MILWAUKEE, May 31 (UPI) -- Cardinal Timothy Dolan, archbishop of New York, approved payments to Catholic priests suspected of abuse in the Milwaukee archdiocese, church documents show.
A spokesman for the church in Milwaukee said the payments, some as high as $20,000, were made to encourage priests to resign and not challenge the decision to remove them from the priesthood, The New York Times reported Thursday.
"It was a way to provide an incentive to go the voluntary route and make it happen quickly, and ultimately cost less," Jerry Topczewski said Wednesday. "Their cooperation made the process a lot more expeditious."

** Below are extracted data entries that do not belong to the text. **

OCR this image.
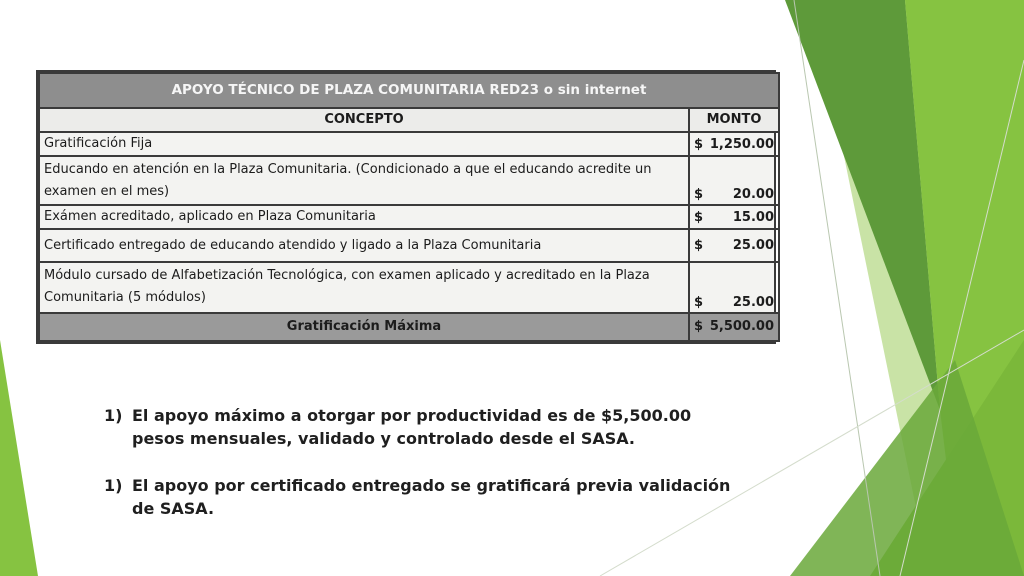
APOYO TÉCNICO DE PLAZA COMUNITARIA RED23 o sin internet	
CONCEPTO	MONTO
Gratificación Fija	$ 1,250.00

Educando en atención en la Plaza Comunitaria. (Condicionado a que el educando acredite un examen en el mes)	$ 20.00

Exámen acreditado, aplicado en Plaza Comunitaria	$ 15.00

Certificado entregado de educando atendido y ligado a la Plaza Comunitaria	$ 25.00

Módulo cursado de Alfabetización Tecnológica, con examen aplicado y acreditado en la Plaza Comunitaria (5 módulos)	$ 25.00

Gratificación Máxima	$ 5,500.00
1) El apoyo máximo a otorgar por productividad es de $5,500.00 pesos mensuales, validado y controlado desde el SASA.
1) El apoyo por certificado entregado se gratificará previa validación de SASA.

Dolan served as archbishop of Milwaukee from 2002 to 2009, when Pope Benedict XVI named him head of the New York archdiocese, the highest-profile position in the U.S. Catholic Church. He became a cardinal in 2012.
Milwaukee has been especially hard-hit by allegations of past sexual abuse by priests, with the scandal erupting while Dolan was head of the diocese. While still in Milwaukee, he called the allegation that the church had made a "payoff" to an abusive priest "false, preposterous and unjust."
The minutes of a 2003 finance council meeting Dolan attended, a document uncovered after the Milwaukee archdiocese filed for bankruptcy, shows church officials discussing "unassignable priests" who were still being paid. The council discussed paying $10,000 to priests who agreed to laicization and another $10,000 once the process was concluded, the Times reported.